In an emotional exchange, Arnon Perlman and an audience member yelled back and forth about Israeli occupation during a forum Wednesday.

When a woman from the audience asked Perlman, the chief spokesman for Israeli Prime Minister Ariel Sharon, why he did not support an end to Israeli occupation of disputed lands, Perlman demanded that Palestinians accept some responsibility for the conflict.

“It is useless to blame Israel for everything. Take responsibility,” Perlman said.

Perlman also said the occupation will likely end when Palestinian violence ceases, to which the woman responded by saying, Palestinians want peace as badly as the Israelis do.

The dispute was part of the question-and-answer session of a discussion at the Phyllis P. Marshall Center. Before a crowd of about 200 people, Perlman lent his unique perspective to the conflict.

USF Hillel and Caravan for Democracy, a pro-Israeli organization devoted to providing a forum for discussion about the Jewish state, sponsored Perlman’s visit in an effort to encourage an open dialogue about Israel.

“I truly believe that Palestinians and Israelis will always live together. That is our destiny,” Perlman said. “No number of bullets or even a bomb can destroy the will of a people.”

He acknowledged that Israelis must remember when they deal with Palestine, they are dealing with human beings, and not all of them are terrorists.

“They live in miserable conditions.
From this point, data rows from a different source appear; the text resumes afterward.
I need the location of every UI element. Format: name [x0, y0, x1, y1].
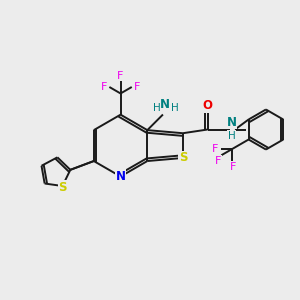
Text: N: N — [116, 170, 126, 183]
Text: N: N — [226, 116, 236, 129]
Text: F: F — [230, 162, 237, 172]
Text: F: F — [134, 82, 140, 92]
Text: S: S — [178, 152, 187, 164]
Text: H: H — [228, 131, 236, 141]
Text: S: S — [58, 181, 67, 194]
Text: O: O — [202, 99, 213, 112]
Text: H: H — [153, 103, 160, 113]
Text: F: F — [101, 82, 107, 92]
Text: F: F — [212, 144, 219, 154]
Text: F: F — [215, 156, 222, 166]
Text: H: H — [171, 103, 178, 113]
Text: F: F — [117, 71, 124, 81]
Text: N: N — [160, 98, 170, 111]
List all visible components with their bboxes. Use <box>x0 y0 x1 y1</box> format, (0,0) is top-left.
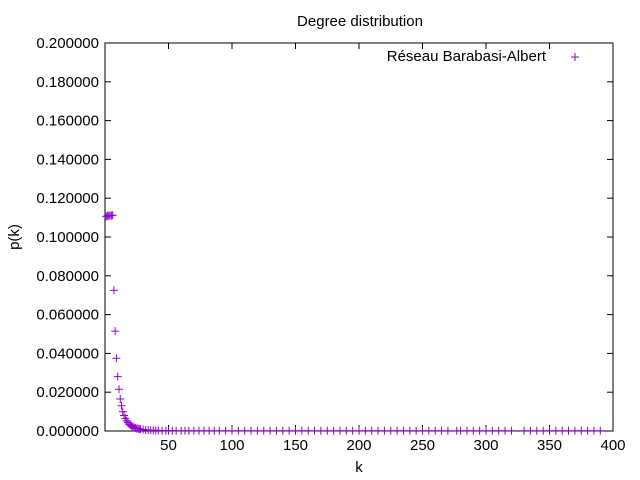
x-tick-label: 100 <box>219 437 244 454</box>
data-point <box>507 426 516 435</box>
chart-title: Degree distribution <box>297 13 423 30</box>
y-tick-label: 0.100000 <box>36 229 99 246</box>
legend-marker <box>571 53 579 61</box>
y-tick-label: 0.000000 <box>36 423 99 440</box>
y-tick-label: 0.140000 <box>36 151 99 168</box>
data-point <box>111 327 120 336</box>
data-point <box>112 354 121 363</box>
x-tick-label: 50 <box>160 437 177 454</box>
y-axis-title: p(k) <box>6 224 23 250</box>
y-tick-label: 0.160000 <box>36 113 99 130</box>
data-point <box>117 401 126 410</box>
x-tick-label: 200 <box>346 437 371 454</box>
x-tick-label: 300 <box>473 437 498 454</box>
data-point <box>114 385 123 394</box>
data-point <box>596 426 605 435</box>
y-tick-label: 0.200000 <box>36 35 99 52</box>
y-tick-label: 0.180000 <box>36 74 99 91</box>
x-tick-label: 350 <box>537 437 562 454</box>
data-point <box>108 211 117 220</box>
legend-marker-symbol <box>571 53 579 61</box>
plot-area-frame <box>104 42 614 432</box>
x-tick-label: 250 <box>410 437 435 454</box>
y-tick-label: 0.020000 <box>36 384 99 401</box>
y-tick-label: 0.040000 <box>36 345 99 362</box>
data-point <box>116 394 125 403</box>
x-tick-label: 400 <box>600 437 625 454</box>
data-series-points <box>102 211 605 435</box>
y-tick-label: 0.120000 <box>36 190 99 207</box>
y-axis-ticks: 0.000000 0.020000 0.040000 0.060000 0.080000… <box>36 35 613 440</box>
y-tick-label: 0.080000 <box>36 268 99 285</box>
legend-label: Réseau Barabasi-Albert <box>387 48 547 65</box>
x-axis-ticks: 50 100 150 200 250 300 350 400 <box>160 43 626 454</box>
data-point <box>443 426 452 435</box>
data-point <box>109 286 118 295</box>
legend: Réseau Barabasi-Albert <box>387 48 579 65</box>
data-point <box>113 372 122 381</box>
y-tick-label: 0.060000 <box>36 307 99 324</box>
x-axis-title: k <box>355 459 363 476</box>
data-point <box>118 407 127 416</box>
x-tick-label: 150 <box>283 437 308 454</box>
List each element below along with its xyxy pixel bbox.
Don’t let anyone tell you otherwise.”

He reiterated, though, that the first step toward peace and the creation of a Palestinian state “is for Palestinians to stop terrorism.”

“There will be no peace — no peace at all — as long as there is terror,” Perlman said. “Letters, words and promises are worth nothing. What we need to see from both sides is action.”

Perlman talked about the Road Map plan, the only agreement to date upon which Palestine, Israel and the United States have all agreed. The plan, he said, has three stages. The first stage calls for Palestine to arrest terrorists, dismantle terrorist organizations, confiscate illegal arms, inform Israel when it has prior knowledge of terror attacks and “end the incitement that is responsible for the next generation of hatred.” The second stage calls for the creation of a Palestinian state, and the third seeks a permanent end to the conflict and agreement on final borders, he added.

Perlman insisted that it is because of their own leaders that Palestinians do not have their own state.

“Their leaders have failed them again and again and again,” he said. “Their failure to uphold promises and refusal to stop terror have thwarted efforts to settle the conflict and move toward two peaceful states,” Perlman explained.